Officials are still awaiting test results to confirm whether the woman who lost her baby was infected with the bacteria, said Dr. Horatio Arruda, Quebec’s director of public health protection.
She didn’t lose the baby. It’s not like she misplaced the baby somewhere. The baby died because of listeria. Pregnant women should not eat a whole bunch of refrigerated ready-to-eat foods, but in the rush to promote raw milk cheese and food porn, those in charge forgot to remind those who are vulnerable of the risks.
Max Dubois, the owner of L’Échoppe des Fromages in St. Lambert, wants to know who will compensate him for the $40,000 worth of cheese inspectors seized and destroyed from his store on Saturday.
"Why could they not have organized a voluntary recall, as they do in France. Each cheese would have been sent away for analysis. We would have better been able to trace the spread of the bacteria. But now all the evidence has been destroyed. We’ll never know if it was spread through a distributor, or on the paper it was wrapped in, or in some other way."
Uh, France is no better.
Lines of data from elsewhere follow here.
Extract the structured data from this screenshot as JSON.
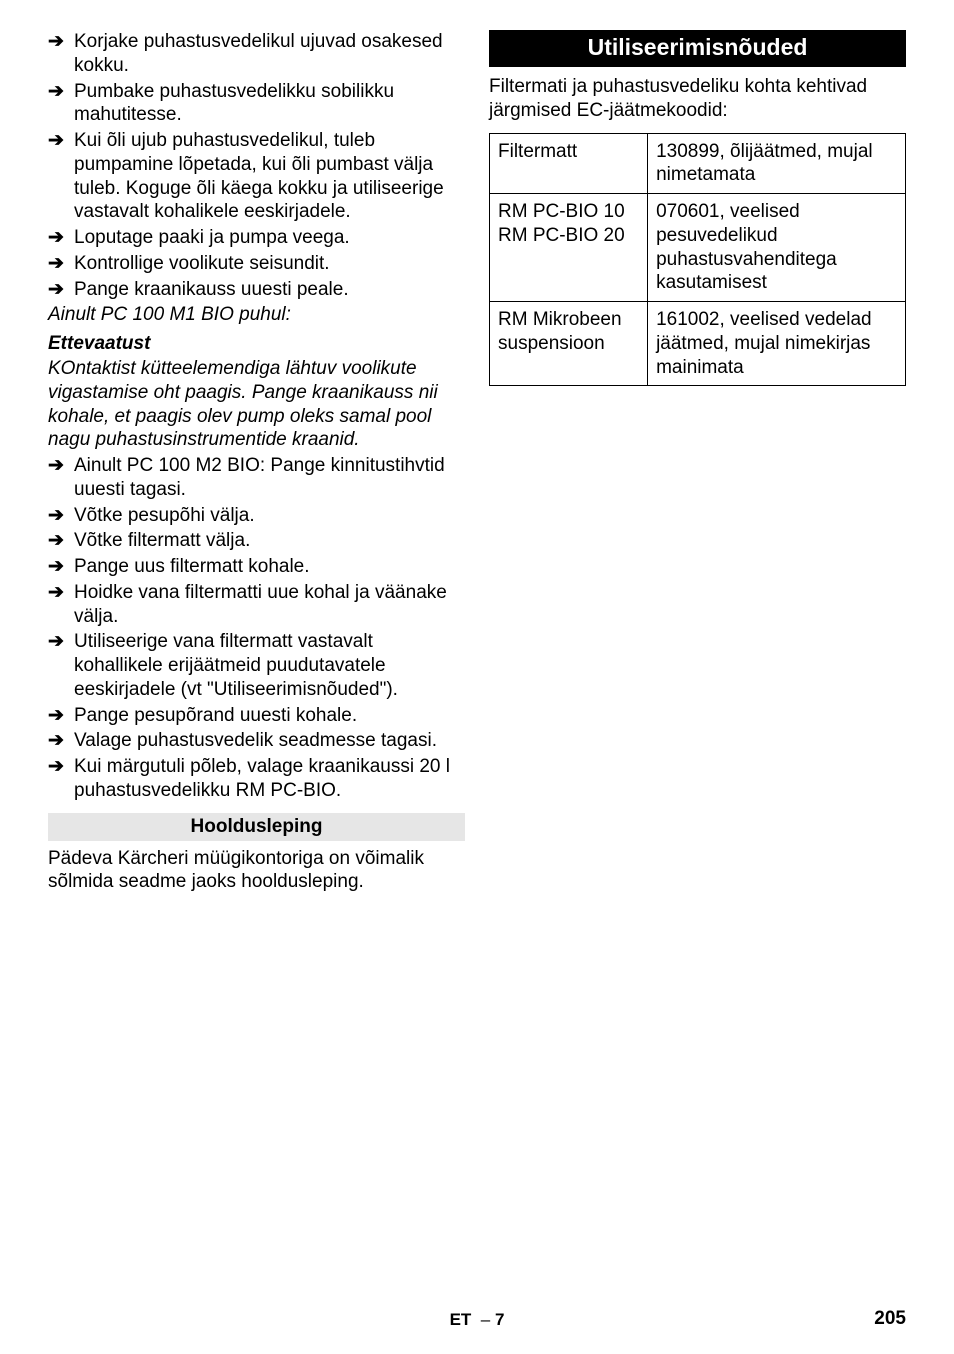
{
  "left": {
    "bullets1": [
      "Korjake puhastusvedelikul ujuvad osakesed kokku.",
      "Pumbake puhastusvedelikku sobilikku mahutitesse.",
      "Kui õli ujub puhastusvedelikul, tuleb pumpamine lõpetada, kui õli pumbast välja tuleb. Koguge õli käega kokku ja utiliseerige vastavalt kohalikele eeskirjadele.",
      "Loputage paaki ja pumpa veega.",
      "Kontrollige voolikute seisundit.",
      "Pange kraanikauss uuesti peale."
    ],
    "onlyLine": "Ainult PC 100 M1 BIO puhul:",
    "caution": "Ettevaatust",
    "cautionPara": "KOntaktist kütteelemendiga lähtuv voolikute vigastamise oht paagis. Pange kraanikauss nii kohale, et paagis olev pump oleks samal pool nagu puhastusinstrumentide kraanid.",
    "bullets2": [
      "Ainult PC 100 M2 BIO: Pange kinnitustihvtid uuesti tagasi.",
      "Võtke pesupõhi välja.",
      "Võtke filtermatt välja.",
      "Pange uus filtermatt kohale.",
      "Hoidke vana filtermatti uue kohal ja väänake välja.",
      "Utiliseerige vana filtermatt vastavalt kohallikele erijäätmeid puudutavatele eeskirjadele (vt \"Utiliseerimisnõuded\").",
      "Pange pesupõrand uuesti kohale.",
      "Valage puhastusvedelik seadmesse tagasi.",
      "Kui märgutuli põleb, valage kraanikaussi 20 l puhastusvedelikku RM PC-BIO."
    ],
    "subHeading": "Hooldusleping",
    "subPara": "Pädeva Kärcheri müügikontoriga on võimalik sõlmida seadme jaoks hooldusleping."
  },
  "right": {
    "heading": "Utiliseerimisnõuded",
    "intro": "Filtermati ja puhastusvedeliku kohta kehtivad järgmised EC-jäätmekoodid:",
    "rows": [
      {
        "label": "Filtermatt",
        "value": "130899, õlijäätmed, mujal nimetamata"
      },
      {
        "label": "RM PC-BIO 10\nRM PC-BIO 20",
        "value": "070601, veelised pesuvedelikud puhastusvahenditega kasutamisest"
      },
      {
        "label": "RM Mikrobeen suspensioon",
        "value": "161002, veelised vedelad jäätmed, mujal nimekirjas mainimata"
      }
    ]
  },
  "footer": {
    "lang": "ET",
    "dash": "–",
    "page": "7",
    "num": "205"
  }
}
Here is the latest French cheese recall due to listeria.
Microbiologist Jacques Goulet, a cheese specialist in the food science department at Université Laval, says he, too, believes the government over-reacted.
"Listeria is present everywhere. But for most people, the risk posed by listeriosis is very low. Healthy people are rarely affected by the bacteria," he said, noting that the annual average of listeriosis cases in Quebec is about 50. (The public health department reported 63 cases in 2007 and 49 in 2006.).
Way to cite statistics. The people who got sick are real people who thought they were eating safe food.